Mihail Kovalçuk’ın bu sözleri üzerine Putin araya girmiş, şöyle tepki göstermişti: “Düşünce akımını yönetmek doğru bir şey ancak bu düşüncenin Vladimir İlyiç’in (Lenin) yaptığının aksine doğru sonuçlara yol açması gerekir. Çünkü en nihayetinde bu düşünce Sovyetler Birliği’nin çöküşüne sebep oldu, yol açtığı şey bu. O dönemde otonomi ve birçok farklı fikir vardı. Rusya denilen binanın altına bir atom bombası yerleştirdiler ve daha sonra onu patlattılar. Bizim küresel bir devrime ihtiyacımız da yoktu. Ama o dönemde bu düşünce de vardı.” (1)
Putin daha sonra Şubat 2022’de, “Ukrayna tamamen Bolşevik Rusya tarafından kuruldu. Lenin ve yoldaşları bunu çok kaba bir şekilde, kendi topraklarını parçalayarak gerçekleştirdi. Lenin, direktifleriyle Ukrayna’yı yarattı ve Donbass’ı da içine sıkıştırdı. Ve minnettar torunları da onun adına yapılmış anıtları yıktı. De-komünizasyon mu istiyorsunuz? Bu bize uyar. Ukrayna’ya gerçek de-komünizasyonun ne olduğunu göstermek istiyoruz. (…) Komünist Parti liderleri ulusal sorunu çözdüklerini sandılar. Ama tahrifat ve aldatma pahalıya mal oldu. (…) Başlangıçta döşenen milliyetçilik mayını –SSCB’den ayrılma hakkı- uzaklarda bekliyordu. Ve Komünist Parti liderliği, kendisini Lenin’in kendi kaderini tayin hakkının restorasyonu hakkındaki açık laflarıyla sınırladı. (…) Modern Ukrayna tamamen Rusya tarafından yaratılmıştır, Ukrayna tarihi bölgeleri reddetmektedir, kimse orada yaşayan vatandaşlara fikirlerini sormadı. (…) Ukrayna geçmişinde ve şu anda ancak ‘Vladimir İlyiç Lenin’den sonraki Ukrayna’ olarak adlandırılabilir. (…) Bolşevik politikasının bir sonucu olarak, bugün bile haklı olarak Vladimir İlyiç Lenin’in adını taşıyan Ukrayna olarak adlandırılabilecek olan Sovyet Ukrayna meydana geldi. (…)” şeklinde konuştu. (2)
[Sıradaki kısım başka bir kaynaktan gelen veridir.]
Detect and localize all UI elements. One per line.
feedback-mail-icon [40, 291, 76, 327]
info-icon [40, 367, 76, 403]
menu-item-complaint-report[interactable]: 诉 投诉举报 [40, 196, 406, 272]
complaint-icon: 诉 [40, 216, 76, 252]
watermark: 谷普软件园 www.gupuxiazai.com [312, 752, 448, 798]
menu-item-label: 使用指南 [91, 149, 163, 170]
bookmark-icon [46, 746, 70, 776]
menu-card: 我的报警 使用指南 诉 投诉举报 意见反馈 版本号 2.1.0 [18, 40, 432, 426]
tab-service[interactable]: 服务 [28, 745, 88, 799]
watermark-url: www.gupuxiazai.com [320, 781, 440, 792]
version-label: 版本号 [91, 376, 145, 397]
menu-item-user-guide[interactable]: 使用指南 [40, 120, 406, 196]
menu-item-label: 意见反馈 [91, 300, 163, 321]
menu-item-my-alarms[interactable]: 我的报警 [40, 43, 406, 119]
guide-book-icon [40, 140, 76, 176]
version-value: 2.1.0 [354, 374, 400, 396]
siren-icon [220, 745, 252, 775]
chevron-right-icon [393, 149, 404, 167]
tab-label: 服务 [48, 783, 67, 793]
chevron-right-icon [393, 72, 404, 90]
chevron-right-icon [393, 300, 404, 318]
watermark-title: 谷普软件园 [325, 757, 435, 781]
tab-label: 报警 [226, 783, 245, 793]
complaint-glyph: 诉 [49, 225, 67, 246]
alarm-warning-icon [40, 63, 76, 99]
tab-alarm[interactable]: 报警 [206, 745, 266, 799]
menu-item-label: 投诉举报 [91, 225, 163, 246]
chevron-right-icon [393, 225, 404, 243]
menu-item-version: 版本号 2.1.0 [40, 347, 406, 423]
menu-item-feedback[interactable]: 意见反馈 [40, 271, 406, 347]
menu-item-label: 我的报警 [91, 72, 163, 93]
Artık gelinen noktada sorun tabii ki Putin’in antikomünist olma durumunu aşıyor. Böylesi anlayış Putin’de yeni bir “Çarlık Rusya”sı inşa etme düşüncesi olduğunu gösterir. Putin’in geldiği nokta eleştirdiği Lenin’i haklı çıkarmıştır. Rusya denilen binanın altına bir atom bombasını da aslında yerleştiren Putin olmuştur. Bugün Ukrayna için söylediği sözler yarın bir başka eski Doğu Bloğu ülkesi için de söylenebilir. Buraya kadar söylediklerimiz Ukrayna savaşında sadece Putin’in sorumluluğu var şeklinde değerlendirilmesin.
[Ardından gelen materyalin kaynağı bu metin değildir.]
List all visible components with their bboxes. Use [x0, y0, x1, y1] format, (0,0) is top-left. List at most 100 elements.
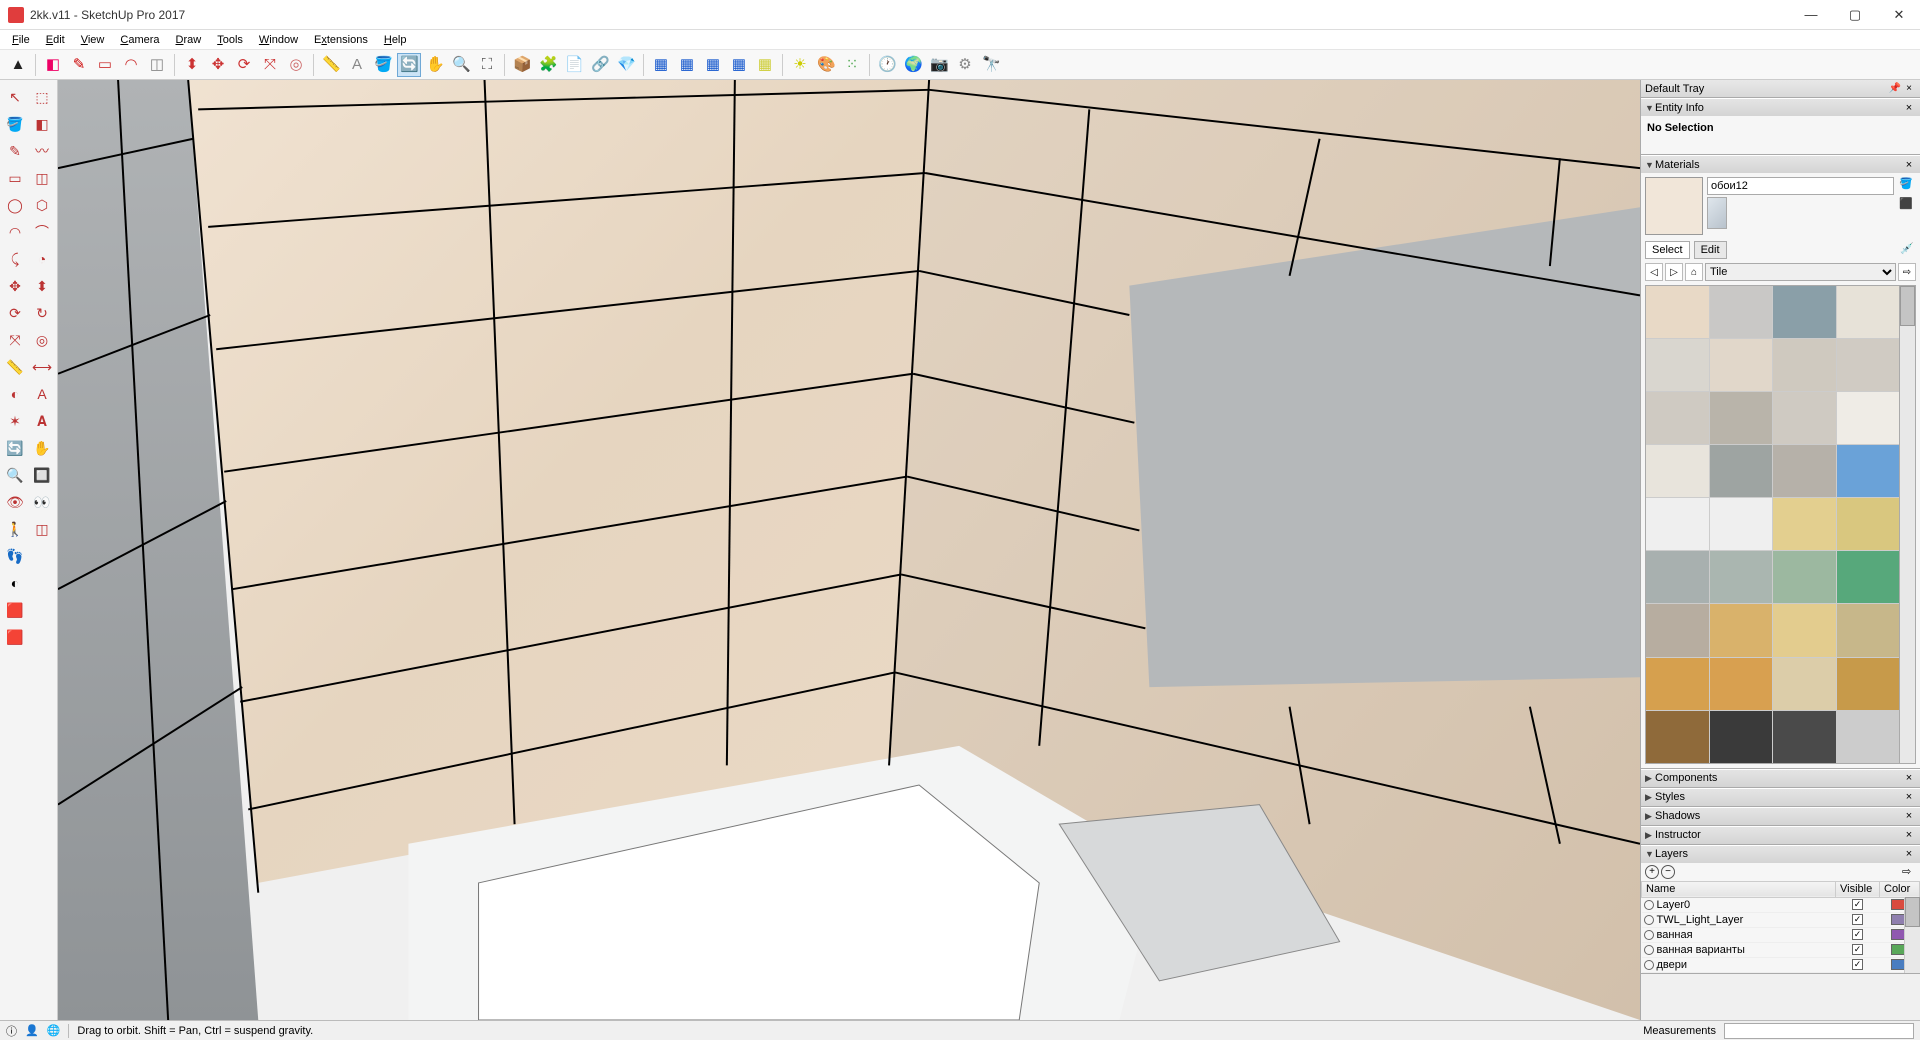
zoom-tool[interactable]: 🔍: [2, 462, 28, 488]
add-layer-button[interactable]: +: [1645, 865, 1659, 879]
col-visible[interactable]: Visible: [1836, 881, 1880, 897]
material-swatch[interactable]: [1837, 604, 1900, 656]
menu-draw[interactable]: Draw: [168, 32, 210, 48]
remove-layer-button[interactable]: −: [1661, 865, 1675, 879]
arc-tool[interactable]: ◠: [2, 219, 28, 245]
globe-icon[interactable]: 🌍: [901, 53, 925, 77]
menu-tools[interactable]: Tools: [209, 32, 251, 48]
ext-tool-2[interactable]: 🟥: [2, 624, 28, 650]
arc-tool[interactable]: ◠: [119, 53, 143, 77]
material-scrollbar[interactable]: [1900, 285, 1916, 764]
material-swatch[interactable]: [1773, 339, 1836, 391]
ext-tool-0[interactable]: ◐: [2, 570, 28, 596]
zoom-tool[interactable]: 🔍: [449, 53, 473, 77]
material-swatch[interactable]: [1646, 392, 1709, 444]
material-swatch[interactable]: [1646, 604, 1709, 656]
tape-tool[interactable]: 📏: [2, 354, 28, 380]
section-tool[interactable]: ◫: [29, 516, 55, 542]
material-swatch[interactable]: [1773, 286, 1836, 338]
material-swatch[interactable]: [1773, 392, 1836, 444]
arc3-tool[interactable]: ⤹: [2, 246, 28, 272]
camera-icon[interactable]: 📷: [927, 53, 951, 77]
material-swatch[interactable]: [1837, 339, 1900, 391]
panel-close-icon[interactable]: ×: [1902, 159, 1916, 171]
tray-close-icon[interactable]: ×: [1902, 82, 1916, 96]
share-icon[interactable]: 🔗: [588, 53, 612, 77]
rect-tool[interactable]: ▭: [2, 165, 28, 191]
eyedropper-icon[interactable]: 💉: [1900, 242, 1916, 258]
layer4-icon[interactable]: ▦: [727, 53, 751, 77]
warehouse-icon[interactable]: 📦: [510, 53, 534, 77]
material-name-input[interactable]: [1707, 177, 1894, 195]
panel-head-materials[interactable]: ▼ Materials ×: [1641, 155, 1920, 173]
menu-edit[interactable]: Edit: [38, 32, 73, 48]
move-tool[interactable]: ✥: [206, 53, 230, 77]
shapes-tool[interactable]: ◫: [145, 53, 169, 77]
pan-tool[interactable]: ✋: [423, 53, 447, 77]
layer2-icon[interactable]: ▦: [675, 53, 699, 77]
circle-tool[interactable]: ◯: [2, 192, 28, 218]
panel-close-icon[interactable]: ×: [1902, 810, 1916, 822]
ext-warehouse-icon[interactable]: 🧩: [536, 53, 560, 77]
col-name[interactable]: Name: [1642, 881, 1836, 897]
material-swatch[interactable]: [1773, 551, 1836, 603]
pushpull-tool[interactable]: ⬍: [29, 273, 55, 299]
material-swatch[interactable]: [1646, 711, 1709, 763]
close-button[interactable]: ✕: [1886, 5, 1912, 25]
panel-head-components[interactable]: ▶Components×: [1641, 769, 1920, 787]
material-swatch[interactable]: [1646, 445, 1709, 497]
material-swatch[interactable]: [1837, 658, 1900, 710]
freehand-tool[interactable]: 〰: [29, 138, 55, 164]
material-swatch[interactable]: [1837, 551, 1900, 603]
material-swatch[interactable]: [1773, 498, 1836, 550]
zoom-extents[interactable]: ⛶: [475, 53, 499, 77]
line-tool[interactable]: ✎: [67, 53, 91, 77]
material-swatch[interactable]: [1710, 711, 1773, 763]
material-secondary-swatch[interactable]: [1707, 197, 1727, 229]
layout-icon[interactable]: 📄: [562, 53, 586, 77]
material-swatch[interactable]: [1710, 551, 1773, 603]
sun-icon[interactable]: ☀: [788, 53, 812, 77]
text-tool[interactable]: A: [29, 381, 55, 407]
layers-scrollbar[interactable]: [1904, 897, 1920, 973]
arc2-tool[interactable]: ⌒: [29, 219, 55, 245]
ext-tool-1[interactable]: 🟥: [2, 597, 28, 623]
panel-close-icon[interactable]: ×: [1902, 102, 1916, 114]
scale-tool[interactable]: ⤧: [258, 53, 282, 77]
binoculars-icon[interactable]: 🔭: [979, 53, 1003, 77]
settings-icon[interactable]: ⚙: [953, 53, 977, 77]
zoomwin-tool[interactable]: 🔲: [29, 462, 55, 488]
material-swatch[interactable]: [1773, 604, 1836, 656]
create-material-icon[interactable]: ⬛: [1899, 197, 1915, 213]
material-swatch[interactable]: [1646, 498, 1709, 550]
bucket-icon[interactable]: 🪣: [1899, 177, 1915, 193]
panel-close-icon[interactable]: ×: [1902, 791, 1916, 803]
layer-row[interactable]: ванная✓: [1642, 927, 1920, 942]
material-swatch[interactable]: [1646, 551, 1709, 603]
user-icon[interactable]: 👤: [25, 1024, 39, 1037]
layer3-icon[interactable]: ▦: [701, 53, 725, 77]
select-tool[interactable]: ▲: [6, 53, 30, 77]
material-swatch[interactable]: [1646, 286, 1709, 338]
geo-icon[interactable]: 🌐: [47, 1024, 61, 1037]
material-swatch[interactable]: [1710, 392, 1773, 444]
followme-tool[interactable]: ↻: [29, 300, 55, 326]
library-menu-button[interactable]: ⇨: [1898, 263, 1916, 281]
paint-tool[interactable]: 🪣: [371, 53, 395, 77]
layer-row[interactable]: кладовка проем 2✓: [1642, 972, 1920, 973]
dimension-tool[interactable]: ⟷: [29, 354, 55, 380]
3dtext-tool[interactable]: 𝐀: [29, 408, 55, 434]
material-preview-swatch[interactable]: [1645, 177, 1703, 235]
move-tool[interactable]: ✥: [2, 273, 28, 299]
menu-window[interactable]: Window: [251, 32, 306, 48]
gem-icon[interactable]: 💎: [614, 53, 638, 77]
walk-tool[interactable]: 🚶: [2, 516, 28, 542]
rotrect-tool[interactable]: ◫: [29, 165, 55, 191]
rotate-tool[interactable]: ⟳: [232, 53, 256, 77]
axes-tool[interactable]: ✶: [2, 408, 28, 434]
menu-view[interactable]: View: [73, 32, 113, 48]
layer-row[interactable]: Layer0✓: [1642, 897, 1920, 912]
panel-head-styles[interactable]: ▶Styles×: [1641, 788, 1920, 806]
layer-row[interactable]: ванная варианты✓: [1642, 942, 1920, 957]
scale-tool[interactable]: ⤧: [2, 327, 28, 353]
1991 yılında SSCB’nin çözülüşünün ardından ABD öncülüğünde Batı dünyası eski Sovyet coğrafyasına doğru hızlı bir yayılmacılığa girişmişti. Elbette bu başlangıçta tankla tüfekle gerçekleşmedi. Küreselleşme sloganları etrafında küresel sermaye hızla bu coğrafyaya nüfuz etmişti. Örneğin, 31 Ocak 1990’da Moskova’da ilk McDonalds şubesi açıldığında neredeyse 30.000 kişi kuyruğa girmişti. Bu Batılı emperyalist-kapitalizm için askeri güçle elde edilemeyecek bir başarıydı. Ancak mesele ilerleyen yıllarda sadece sermaye ihracıyla sınırlı kalmadı. Soğuk Savaş aygıtı NATO bu yeni döneme uygun olarak şekillendirildi ve eski Sovyet coğrafyası ana hedef olarak belirlendi. 1999 yılında Çek Cumhuriyeti, Macaristan ve Polonya; 2004 yılında ise Bulgaristan, Estonya, Letonya, Litvanya, Romanya, Slovakya NATO’ya katıldı. Ayrıca bu ülkeler 2004 ve 2007 yıllarında AB’ye de üye oldular. Fakat işler 2008 yılında Ukrayna ve Gürcistan’ın NATO’ya üye olmasının gündeme alınmasına gelince değişti.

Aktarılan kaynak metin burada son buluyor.